In any case, Echevarría insists that, beyond the details of how it is committed, sexual violence is always serious and the victim suffers it equally: "We always insist that, whatever it may be, it is just as serious for the victim, that sexual violence affects him and must be addressed equally. There are phenomena that must be understood to fight against them and that socially seem to affect more, but sexual violence is sexual violence and it is against a victim". In his hospital, he points out, they have been treating women who have suffered group attacks for decades, in the same way as assaults committed under chemical submission, which also includes alcohol.

"The problem is in another place and it is not attacked: the patriarchal structure that designates who is the owner of what and of whom. Let's begin to analyze the complexity of the phenomenon from a multidisciplinary perspective. When you make a superficial news about something like that, you almost say that the solution is also superficial, unidirectional, hardly anyone identifies with what happened," he insists. Most of the sexual violence they deal with does not occur under chemical submission – in about 30% of the victims they do detect the presence of substances, a figure that includes cases in which women were voluntarily under the influence of alcohol or drugs – nor is it group, it is rather "overwhelmingly individual".

The last Macro survey of Violence against Women published by the Ministry of Equality in September 2020 showed that 60% of sexual assaults are committed by known men. In the case of rapes, 20% are perpetrated by strangers compared to 80% by acquaintances, relatives or friends. 44.2% of women who report sexual violence say that it happened in a house. 32%, in open areas; 17.8%, in bars, clubs or restaurants.

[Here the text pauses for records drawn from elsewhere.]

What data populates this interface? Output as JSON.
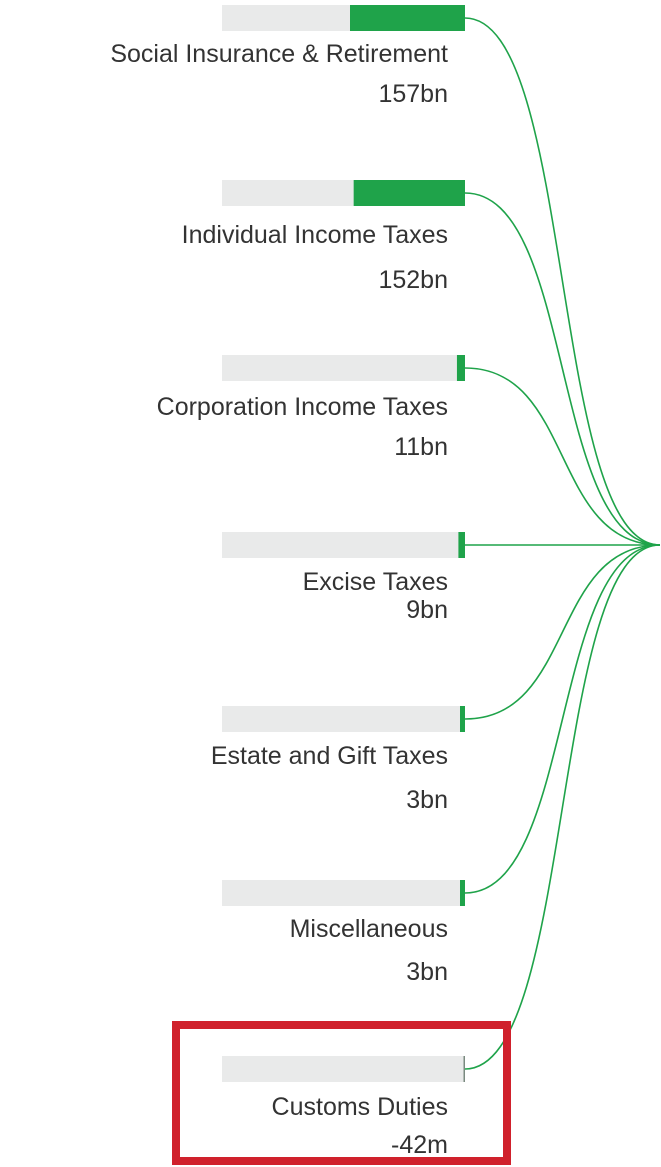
{
  "chart_data": {
    "type": "bar",
    "title": "",
    "categories": [
      "Social Insurance & Retirement",
      "Individual Income Taxes",
      "Corporation Income Taxes",
      "Excise Taxes",
      "Estate and Gift Taxes",
      "Miscellaneous",
      "Customs Duties"
    ],
    "values": [
      157,
      152,
      11,
      9,
      3,
      3,
      -0.042
    ],
    "value_unit": "bn",
    "value_labels": [
      "157bn",
      "152bn",
      "11bn",
      "9bn",
      "3bn",
      "3bn",
      "-42m"
    ],
    "legend": "none",
    "grid": false,
    "connector_flow": "all bars connect by curved lines to a shared node on the right edge"
  },
  "colors": {
    "bar_fill": "#1fa34a",
    "bar_track": "#e9eaea",
    "connector_line": "#1fa34a",
    "highlight_box": "#d0212c",
    "text": "#333333"
  },
  "highlight": {
    "category": "Customs Duties"
  }
}
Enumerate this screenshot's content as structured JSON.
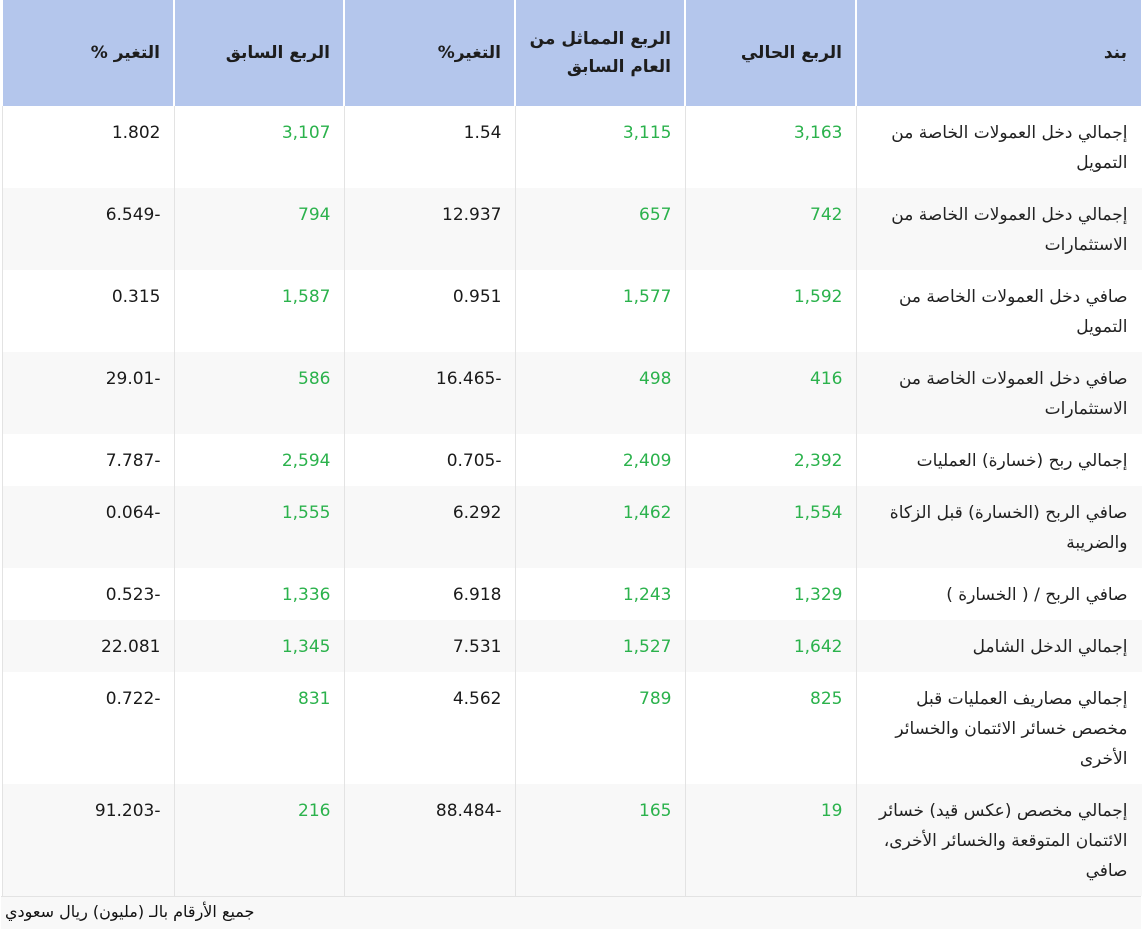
{
  "headers": {
    "item": "بند",
    "current_quarter": "الربع الحالي",
    "same_quarter_last_year": "الربع المماثل من العام السابق",
    "change_pct": "التغير%",
    "previous_quarter": "الربع السابق",
    "change_pct_2": "التغير %"
  },
  "rows": [
    {
      "label": "إجمالي دخل العمولات الخاصة من التمويل",
      "current": "3,163",
      "same_last_year": "3,115",
      "change": "1.54",
      "previous": "3,107",
      "change2": "1.802"
    },
    {
      "label": "إجمالي دخل العمولات الخاصة من الاستثمارات",
      "current": "742",
      "same_last_year": "657",
      "change": "12.937",
      "previous": "794",
      "change2": "6.549-"
    },
    {
      "label": "صافي دخل العمولات الخاصة من التمويل",
      "current": "1,592",
      "same_last_year": "1,577",
      "change": "0.951",
      "previous": "1,587",
      "change2": "0.315"
    },
    {
      "label": "صافي دخل العمولات الخاصة من الاستثمارات",
      "current": "416",
      "same_last_year": "498",
      "change": "16.465-",
      "previous": "586",
      "change2": "29.01-"
    },
    {
      "label": "إجمالي ربح (خسارة) العمليات",
      "current": "2,392",
      "same_last_year": "2,409",
      "change": "0.705-",
      "previous": "2,594",
      "change2": "7.787-"
    },
    {
      "label": "صافي الربح (الخسارة) قبل الزكاة والضريبة",
      "current": "1,554",
      "same_last_year": "1,462",
      "change": "6.292",
      "previous": "1,555",
      "change2": "0.064-"
    },
    {
      "label": "صافي الربح / ( الخسارة )",
      "current": "1,329",
      "same_last_year": "1,243",
      "change": "6.918",
      "previous": "1,336",
      "change2": "0.523-"
    },
    {
      "label": "إجمالي الدخل الشامل",
      "current": "1,642",
      "same_last_year": "1,527",
      "change": "7.531",
      "previous": "1,345",
      "change2": "22.081"
    },
    {
      "label": "إجمالي مصاريف العمليات قبل مخصص خسائر الائتمان والخسائر الأخرى",
      "current": "825",
      "same_last_year": "789",
      "change": "4.562",
      "previous": "831",
      "change2": "0.722-"
    },
    {
      "label": "إجمالي مخصص (عكس قيد) خسائر الائتمان المتوقعة والخسائر الأخرى، صافي",
      "current": "19",
      "same_last_year": "165",
      "change": "88.484-",
      "previous": "216",
      "change2": "91.203-"
    }
  ],
  "footer": "جميع الأرقام بالـ (مليون) ريال سعودي",
  "colors": {
    "header_bg": "#b4c6ec",
    "value_green": "#2bb24c",
    "shade_row": "#f8f8f8"
  }
}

Only 8% of women who suffer sexual assault outside the couple go to the courts, the Police or the Civil Guard. The reasons for not reporting give an idea of ​​the extent to which sexual violence continues to stigmatize women. 40.3% of those who suffered sexual violence and 20.6% of the women who were raped did not report it due to shame. 8.4% because they felt that it was not important enough. 40.2% also report that the fact of being a minor discouraged them from going to court. 36.5% of the women who suffered sexual violence and did not report mentioned the fear of not being believed as a key factor.

For Bárbara Tardón, the conclusion is similar to that of Echeverría and Barjola: the focus on these cases "generates an alarm, makes invisible other forms of violence that are really the most structural" and ultimately contributes to creating "a terror that disciplines us once again." . Be careful, don't go out with guys. Be careful in leisure environments. Be careful with your glass. Beware of dating men through apps. Be careful, don't get in that car. Be careful, always us, be careful.